Esteban si siede accanto a me ed io, distrutta, appoggio la mia testa sulla sua spalla. Vorrei solo che tutto questo sia un incubo, ed Esteban sia l'angelo che salva la situazione, ma so per certo che questa è la realtà, perché io l'ho già vissuta una cosa uguale, per una causa diversa.

«Io non so cosa stia succedendo alle mie spalle. Quando avevo cinque anni, mi tolsero mio padre, che per cause che non conosco era finito in coma in ospedale, per poi sparire per sempre dopo due giorni. Oggi sta succedendo questa cosa a mia madre, proprio oggi che avevo deciso di farla venire da me per una vacanza, perché dovevo tenerla al sicuro da un brutto presentimento che avevo. In questa partita non ho sbagliato una volta, ma due, e chi lo sa, forse è stata colpa mia anche quando ero piccola, se mio padre è morto.» Parlo tra me e me. Sto talmente distrutta mentalmente che non riesco neanche a capire quale sia il collegamento di quello che ho detto. Intanto il mio pianto aumenta senza che io possa controllarlo. Non mi capitava da una vita di stare così male.

«Hey, shh. Ci sono io con te.
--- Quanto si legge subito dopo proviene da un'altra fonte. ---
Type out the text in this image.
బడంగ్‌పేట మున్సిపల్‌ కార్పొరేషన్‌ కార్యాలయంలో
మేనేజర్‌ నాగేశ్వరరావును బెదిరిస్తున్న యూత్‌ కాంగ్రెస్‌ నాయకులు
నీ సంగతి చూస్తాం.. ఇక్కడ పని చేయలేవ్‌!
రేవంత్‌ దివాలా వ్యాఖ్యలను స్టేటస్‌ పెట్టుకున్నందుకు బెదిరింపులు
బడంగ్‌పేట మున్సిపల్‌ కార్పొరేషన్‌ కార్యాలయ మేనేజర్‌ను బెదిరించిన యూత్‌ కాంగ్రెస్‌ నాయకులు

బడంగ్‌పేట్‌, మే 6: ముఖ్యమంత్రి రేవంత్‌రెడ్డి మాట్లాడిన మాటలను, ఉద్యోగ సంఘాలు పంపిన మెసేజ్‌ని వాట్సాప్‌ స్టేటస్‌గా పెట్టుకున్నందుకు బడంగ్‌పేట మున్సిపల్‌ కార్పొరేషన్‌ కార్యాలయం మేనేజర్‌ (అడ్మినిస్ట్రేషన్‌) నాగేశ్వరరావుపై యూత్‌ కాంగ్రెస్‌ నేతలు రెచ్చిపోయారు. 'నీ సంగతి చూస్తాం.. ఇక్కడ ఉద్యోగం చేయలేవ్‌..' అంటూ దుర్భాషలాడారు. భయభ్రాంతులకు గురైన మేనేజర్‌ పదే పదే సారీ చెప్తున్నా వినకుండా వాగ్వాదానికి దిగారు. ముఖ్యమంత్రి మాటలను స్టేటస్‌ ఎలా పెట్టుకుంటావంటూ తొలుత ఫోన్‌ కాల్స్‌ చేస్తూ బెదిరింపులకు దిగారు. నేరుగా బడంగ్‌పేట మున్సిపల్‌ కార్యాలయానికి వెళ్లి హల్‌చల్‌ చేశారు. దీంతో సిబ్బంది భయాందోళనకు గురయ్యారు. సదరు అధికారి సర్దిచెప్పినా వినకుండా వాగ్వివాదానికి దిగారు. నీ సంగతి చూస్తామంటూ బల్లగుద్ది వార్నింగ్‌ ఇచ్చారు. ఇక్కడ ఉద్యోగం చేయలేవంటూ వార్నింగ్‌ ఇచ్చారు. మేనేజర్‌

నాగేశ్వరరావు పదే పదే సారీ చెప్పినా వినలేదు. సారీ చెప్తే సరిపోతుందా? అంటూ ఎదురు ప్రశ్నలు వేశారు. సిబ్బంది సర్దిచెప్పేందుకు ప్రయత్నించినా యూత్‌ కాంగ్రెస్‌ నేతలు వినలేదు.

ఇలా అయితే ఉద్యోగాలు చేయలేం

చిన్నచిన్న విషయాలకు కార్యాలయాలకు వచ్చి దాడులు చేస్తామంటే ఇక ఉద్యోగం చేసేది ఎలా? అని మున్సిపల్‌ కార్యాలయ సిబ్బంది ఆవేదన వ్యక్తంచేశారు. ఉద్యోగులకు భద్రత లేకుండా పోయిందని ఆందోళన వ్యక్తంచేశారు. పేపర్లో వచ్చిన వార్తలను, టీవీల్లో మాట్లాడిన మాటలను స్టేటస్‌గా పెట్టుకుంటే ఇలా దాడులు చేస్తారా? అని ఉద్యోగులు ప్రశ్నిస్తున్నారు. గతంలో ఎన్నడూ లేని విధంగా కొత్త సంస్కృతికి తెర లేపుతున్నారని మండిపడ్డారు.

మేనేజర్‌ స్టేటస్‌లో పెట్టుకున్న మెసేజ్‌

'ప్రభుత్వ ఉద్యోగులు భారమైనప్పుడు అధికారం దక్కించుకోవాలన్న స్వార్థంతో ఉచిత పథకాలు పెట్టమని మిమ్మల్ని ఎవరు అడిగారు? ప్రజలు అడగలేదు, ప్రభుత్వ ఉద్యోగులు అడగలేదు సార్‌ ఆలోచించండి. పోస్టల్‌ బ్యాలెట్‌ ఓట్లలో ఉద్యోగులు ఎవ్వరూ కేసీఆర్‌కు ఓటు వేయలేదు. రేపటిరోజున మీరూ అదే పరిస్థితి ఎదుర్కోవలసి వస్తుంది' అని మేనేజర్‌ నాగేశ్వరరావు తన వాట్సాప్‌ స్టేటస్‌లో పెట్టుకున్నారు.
Cerca di respirare.» Avvolge le sue braccia attorno al mio corpo, e questa volta non lo mando via. È brutto e strano da ammettere, ma ho bisogno di conforto, e pare che Esteban sia proprio un vero amico, quello che ti offre la spalla su cui piangere.

«Sai, quando ti ho conosciuto, ho capito subito che nascondevi qualcosa di oscuro nella tua vita, ma mai avrei immaginato una cosa del genere. Pensavo che fosse la droga, qualche segreto riguardante qualcosa che avessi fatto tu, ma mai una cosa del genere. Tua madre, poi, come te, deve saper nascondere molto bene le sue emozioni, perché mi è sembrata davvero una donna solare.»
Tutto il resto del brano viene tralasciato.